J’étais gérontologue, pas gériatre. Je m’occupais de ce tout ce qui avait un rapport à la vie. Le président du Conseil général et le préfet du Tarn sont venus dans notre service pour voir de près cet énergumène qui mettait de la vie aux années... Nous prenions réellement en charge ce vieillissement. Pour moi, il était hors de question de laisser vieillir complètement cons tous ces malades.

Vous avez vous-même été touché par les effets du vieillissement.

On m’a mis à la retraite d’office à 67 ans. Je ne voulais pas partir. J’ai 90 ans et cela fait 23 ans que j’ai quitté cette activité. La retraite à 60 ans est une connerie. Il faudrait la prendre à 20 ans pour partir voir le monde avec des jambes et un cerveau en excellent état. Après, chacun pourrait travailler le plus longtemps possible. La retraite, c’est quoi ? Se mettre en retrait en coupant tout contact social ou professionnel, ça ne me plaît pas. La retraite a été créée en 1945, à une époque où l’on mourrait très jeune.

Les patients mourraient-ils plus tardivement dans votre service ?

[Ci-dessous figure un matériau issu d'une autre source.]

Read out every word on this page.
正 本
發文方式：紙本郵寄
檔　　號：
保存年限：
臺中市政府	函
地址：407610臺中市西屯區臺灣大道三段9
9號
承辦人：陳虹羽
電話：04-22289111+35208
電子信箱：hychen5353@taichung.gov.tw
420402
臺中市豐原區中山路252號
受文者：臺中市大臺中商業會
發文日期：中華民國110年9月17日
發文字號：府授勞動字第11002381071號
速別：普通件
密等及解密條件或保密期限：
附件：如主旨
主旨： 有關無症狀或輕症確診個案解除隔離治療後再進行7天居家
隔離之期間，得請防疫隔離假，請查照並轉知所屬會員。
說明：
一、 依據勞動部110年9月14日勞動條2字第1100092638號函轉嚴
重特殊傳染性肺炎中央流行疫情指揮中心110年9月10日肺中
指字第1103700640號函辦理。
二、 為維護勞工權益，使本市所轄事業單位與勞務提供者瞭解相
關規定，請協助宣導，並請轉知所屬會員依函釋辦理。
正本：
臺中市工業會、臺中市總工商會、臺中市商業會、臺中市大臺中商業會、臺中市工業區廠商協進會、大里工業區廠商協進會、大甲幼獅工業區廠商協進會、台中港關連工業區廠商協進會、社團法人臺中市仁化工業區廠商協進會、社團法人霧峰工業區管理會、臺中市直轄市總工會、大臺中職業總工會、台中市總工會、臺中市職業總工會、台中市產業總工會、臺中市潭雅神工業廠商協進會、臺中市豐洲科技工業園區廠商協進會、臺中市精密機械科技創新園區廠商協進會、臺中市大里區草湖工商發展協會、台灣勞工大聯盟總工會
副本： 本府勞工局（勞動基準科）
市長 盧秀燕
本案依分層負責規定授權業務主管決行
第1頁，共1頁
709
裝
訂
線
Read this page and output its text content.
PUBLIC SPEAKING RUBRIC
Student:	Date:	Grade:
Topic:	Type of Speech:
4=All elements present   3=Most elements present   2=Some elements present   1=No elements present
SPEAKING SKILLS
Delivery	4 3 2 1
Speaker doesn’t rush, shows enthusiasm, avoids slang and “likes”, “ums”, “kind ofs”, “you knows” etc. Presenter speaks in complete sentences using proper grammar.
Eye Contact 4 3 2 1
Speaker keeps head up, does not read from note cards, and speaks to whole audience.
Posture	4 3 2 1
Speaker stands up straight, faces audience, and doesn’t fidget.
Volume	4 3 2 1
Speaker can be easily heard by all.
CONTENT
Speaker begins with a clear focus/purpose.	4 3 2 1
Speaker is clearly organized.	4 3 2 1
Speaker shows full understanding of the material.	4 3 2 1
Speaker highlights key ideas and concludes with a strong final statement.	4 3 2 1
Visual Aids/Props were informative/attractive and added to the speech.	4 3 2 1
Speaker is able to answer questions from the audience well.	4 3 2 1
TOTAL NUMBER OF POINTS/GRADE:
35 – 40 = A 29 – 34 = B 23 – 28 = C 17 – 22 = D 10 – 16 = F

Non. Ils vivaient, puis un jour ils mourraient. Mais ils vivaient mieux. Je n’acceptais pas qu’une personne puisse mourir psychologiquement avant l’heure. Avant, on laissait les vieux décrépir, avec juste une écuelle pour manger. J’ai mis de l’enthousiasme dans ce service car il faut de l’enthousiasme en toute chose. Il faut toujours bander pour quelque chose ou pour quelqu’un.

Quand Lucien Mias entre quelque part, dans un vestiaire comme dans un service de santé, il faut s’attendre à le voir bousculer l’ordre établi.

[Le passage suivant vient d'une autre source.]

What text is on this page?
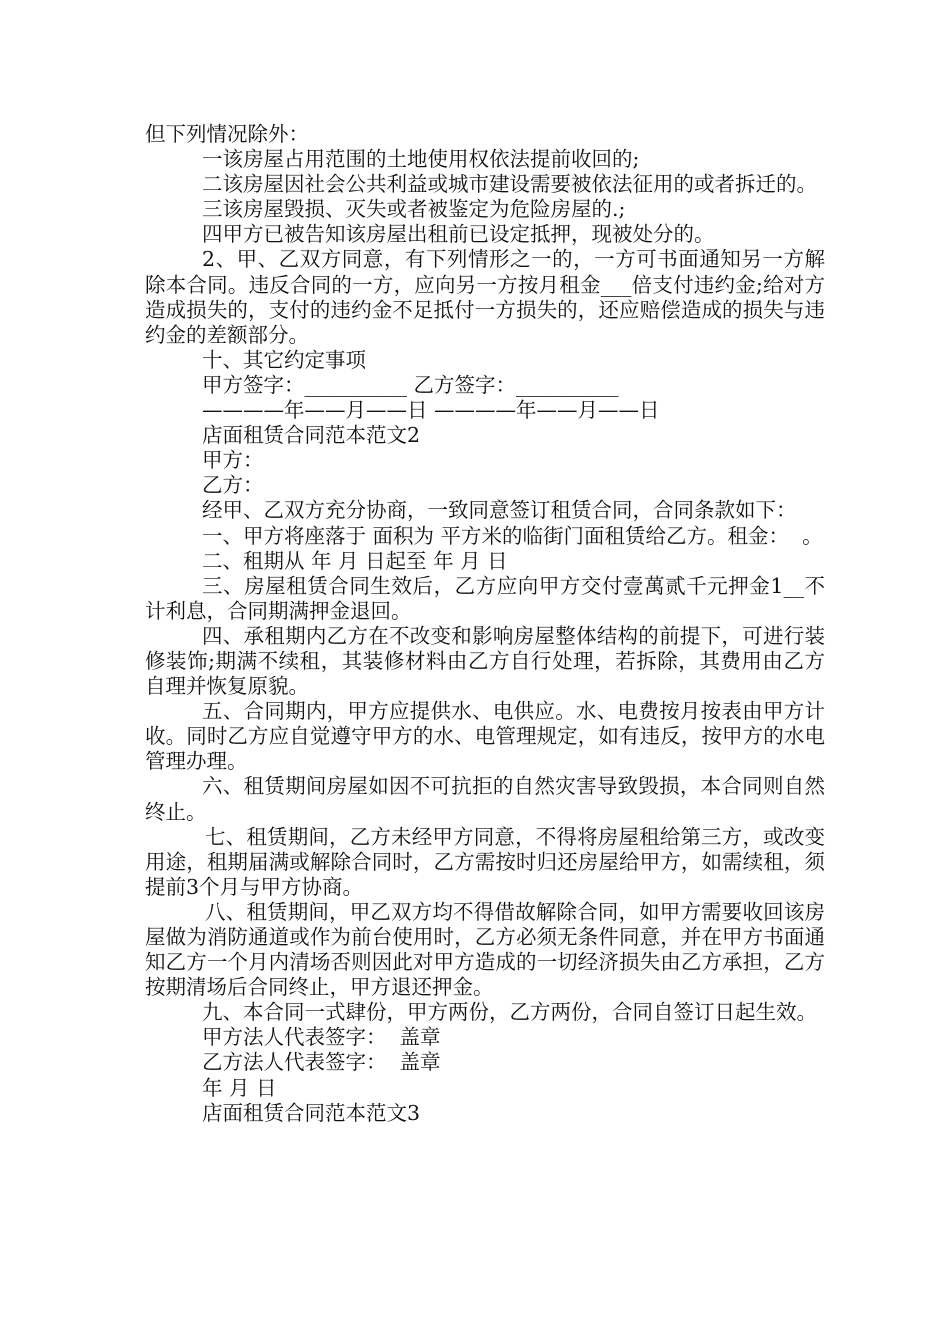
但下列情况除外：

一该房屋占用范围的土地使用权依法提前收回的;

二该房屋因社会公共利益或城市建设需要被依法征用的或者拆迁的。

三该房屋毁损、灭失或者被鉴定为危险房屋的.;

四甲方已被告知该房屋出租前已设定抵押，现被处分的。

2、甲、乙双方同意，有下列情形之一的，一方可书面通知另一方解除本合同。违反合同的一方，应向另一方按月租金___倍支付违约金;给对方造成损失的，支付的违约金不足抵付一方损失的，还应赔偿造成的损失与违约金的差额部分。

十、其它约定事项

甲方签字：__________ 乙方签字：__________

————年——月——日 ————年——月——日

店面租赁合同范本范文2

甲方：

乙方：

经甲、乙双方充分协商，一致同意签订租赁合同，合同条款如下：

一、甲方将座落于 面积为 平方米的临街门面租赁给乙方。租金：  。

二、租期从 年 月 日起至 年 月 日

三、房屋租赁合同生效后，乙方应向甲方交付壹萬贰千元押金1__不计利息，合同期满押金退回。

四、承租期内乙方在不改变和影响房屋整体结构的前提下，可进行装修装饰;期满不续租，其装修材料由乙方自行处理，若拆除，其费用由乙方自理并恢复原貌。

五、合同期内，甲方应提供水、电供应。水、电费按月按表由甲方计收。同时乙方应自觉遵守甲方的水、电管理规定，如有违反，按甲方的水电管理办理。

六、租赁期间房屋如因不可抗拒的自然灾害导致毁损，本合同则自然终止。

七、租赁期间，乙方未经甲方同意，不得将房屋租给第三方，或改变用途，租期届满或解除合同时，乙方需按时归还房屋给甲方，如需续租，须提前3个月与甲方协商。

八、租赁期间，甲乙双方均不得借故解除合同，如甲方需要收回该房屋做为消防通道或作为前台使用时，乙方必须无条件同意，并在甲方书面通知乙方一个月内清场否则因此对甲方造成的一切经济损失由乙方承担，乙方按期清场后合同终止，甲方退还押金。

九、本合同一式肆份，甲方两份，乙方两份，合同自签订日起生效。

甲方法人代表签字：  盖章

乙方法人代表签字：  盖章

年 月 日

店面租赁合同范本范文3
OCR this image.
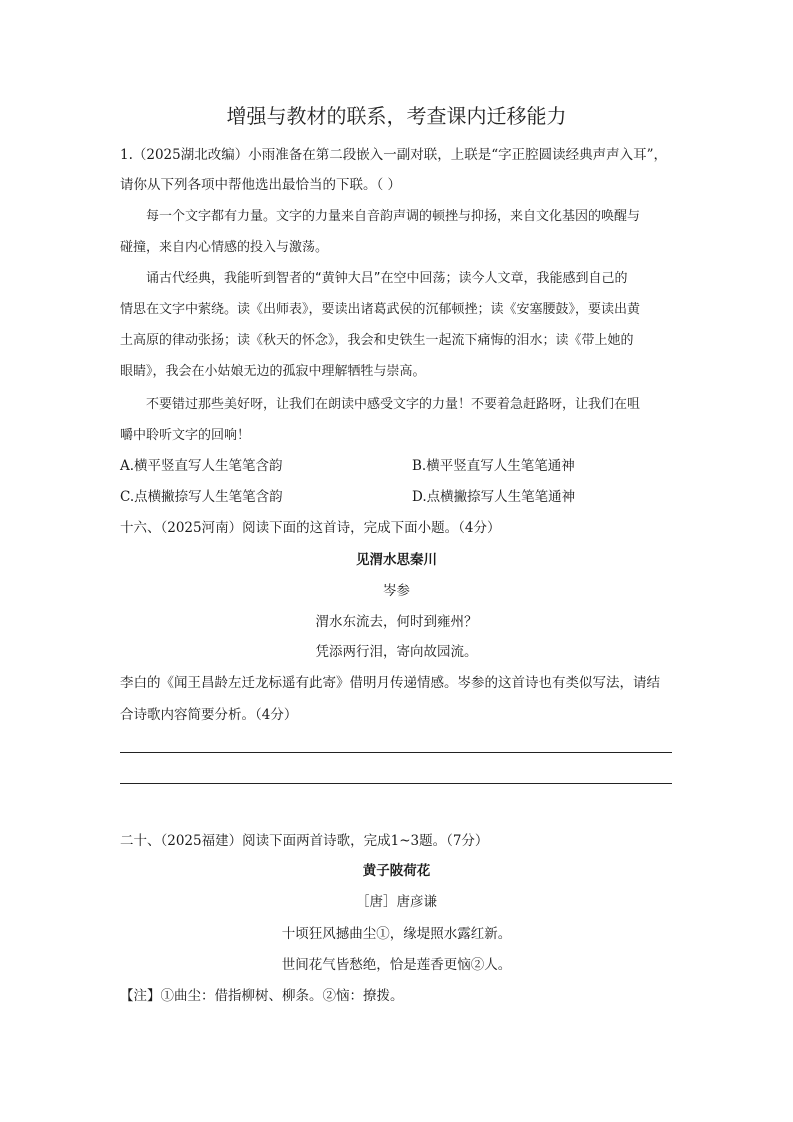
增强与教材的联系，考查课内迁移能力
1.（2025湖北改编）小雨准备在第二段嵌入一副对联，上联是“字正腔圆读经典声声入耳”，
请你从下列各项中帮他选出最恰当的下联。（ ）
每一个文字都有力量。文字的力量来自音韵声调的顿挫与抑扬，来自文化基因的唤醒与
碰撞，来自内心情感的投入与激荡。
诵古代经典，我能听到智者的“黄钟大吕”在空中回荡；读今人文章，我能感到自己的
情思在文字中萦绕。读《出师表》，要读出诸葛武侯的沉郁顿挫；读《安塞腰鼓》，要读出黄
土高原的律动张扬；读《秋天的怀念》，我会和史铁生一起流下痛悔的泪水；读《带上她的
眼睛》，我会在小姑娘无边的孤寂中理解牺牲与崇高。
不要错过那些美好呀，让我们在朗读中感受文字的力量！不要着急赶路呀，让我们在咀
嚼中聆听文字的回响！
A.横平竖直写人生笔笔含韵	B.横平竖直写人生笔笔通神
C.点横撇捺写人生笔笔含韵	D.点横撇捺写人生笔笔通神
十六、（2025河南）阅读下面的这首诗，完成下面小题。（4分）
见渭水思秦川
岑参
渭水东流去，何时到雍州？
凭添两行泪，寄向故园流。
李白的《闻王昌龄左迁龙标遥有此寄》借明月传递情感。岑参的这首诗也有类似写法，请结
合诗歌内容简要分析。（4分）
二十、（2025福建）阅读下面两首诗歌，完成1~3题。（7分）
黄子陂荷花
［唐］唐彦谦
十顷狂风撼曲尘①，缘堤照水露红新。
世间花气皆愁绝，恰是莲香更恼②人。
【注】①曲尘：借指柳树、柳条。②恼：撩拨。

C’est tout à fait mon genre. Dès 1987, j’ai fait installer des «Mac» dans le service, les premiers du genre. C’était aussi l’idée de mon fils. Tous pouvaient s’y connecter. Pour l’épanouissement de chacun, c’était formidable. Aidée par ce nouvel outil, l’aide soignante devenait la reine du monde. Elle accédait à tout un tas de connaissances.

Sur vote site, « papidoc », vous parlez de vieillissement immérité et de surcroît. De quoi s’agit-il ?

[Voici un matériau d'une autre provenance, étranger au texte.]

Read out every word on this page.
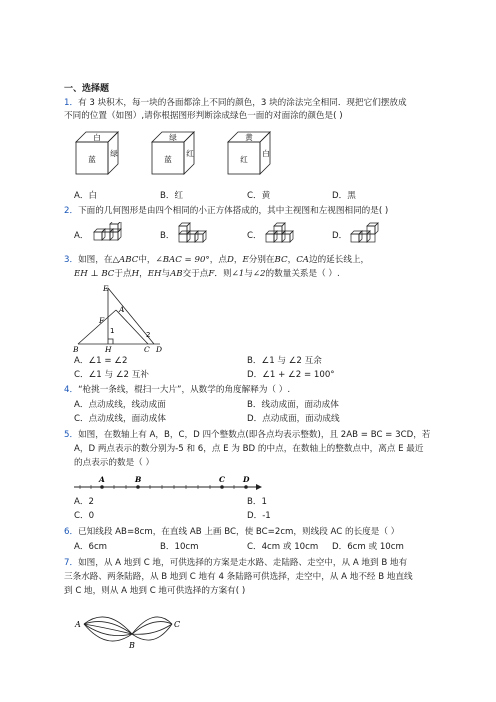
一、选择题
1．有 3 块积木，每一块的各面都涂上不同的颜色，3 块的涂法完全相同．现把它们摆放成
不同的位置（如图）,请你根据图形判断涂成绿色一面的对面涂的颜色是( )
白
蓝
绿
绿
蓝
红
黄
红
白
A．白	B．红	C．黄	D．黑
2．下面的几何图形是由四个相同的小正方体搭成的，其中主视图和左视图相同的是( )
A．	B．	C．	D．
3．如图，在△ABC中，∠BAC = 90°，点D，E分别在BC，CA边的延长线上，
EH ⊥ BC于点H，EH与AB交于点F．则∠1与∠2的数量关系是（ ）.
E
A
F
1	2
B	H	C D
A．∠1 = ∠2	B．∠1 与 ∠2 互余
C．∠1 与 ∠2 互补	D．∠1 + ∠2 = 100°
4．“枪挑一条线，棍扫一大片”，从数学的角度解释为（ ）.
A．点动成线，线动成面	B．线动成面，面动成体
C．点动成线，面动成体	D．点动成面，面动成线
5．如图，在数轴上有 A，B，C，D 四个整数点(即各点均表示整数)，且 2AB = BC = 3CD，若
A，D 两点表示的数分别为-5 和 6，点 E 为 BD 的中点，在数轴上的整数点中，离点 E 最近
的点表示的数是（ ）
A	B	C D
A．2	B．1
C．0	D．-1
6．已知线段 AB=8cm，在直线 AB 上画 BC，使 BC=2cm，则线段 AC 的长度是（ ）
A．6cm	B．10cm	C．4cm 或 10cm D．6cm 或 10cm
7．如图，从 A 地到 C 地，可供选择的方案是走水路、走陆路、走空中，从 A 地到 B 地有
三条水路、两条陆路，从 B 地到 C 地有 4 条陆路可供选择，走空中，从 A 地不经 B 地直线
到 C 地，则从 A 地到 C 地可供选择的方案有( )
A
B
C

Ceux qui sont entourés par la vie restent jeunes. On s’en est rendu compte à l’issue du premier confinement. Les personnes âgées qui n’avaient pas vu leurs enfants, leur fratrie, pendant longtemps sont tombées dans une sorte de léthargie, certaines sont mortes. Ce vieillissement immérité et de surcroît, on en sort quand des contacts sont noués ou renoués. Évoquer le temps qu’il fait ou la future récolte des tomates aide à cela.

Dans votre service avez-vous réussi à repousser les effets dévastateurs de la maladie d’Alzheimer ?

Non. En travaillant, en lisant Le Monde tous les jours, en m’intéressant à tous les problèmes de notre époque, je maintiens mon cerveau en activité. La maladie d’Alzheimer tombera sur des gens qui n’ont pas fait un travail cérébral conséquent. Les troubles peuvent venir de loin. Il est bon de continuer à se former et à se stimuler à tout âge.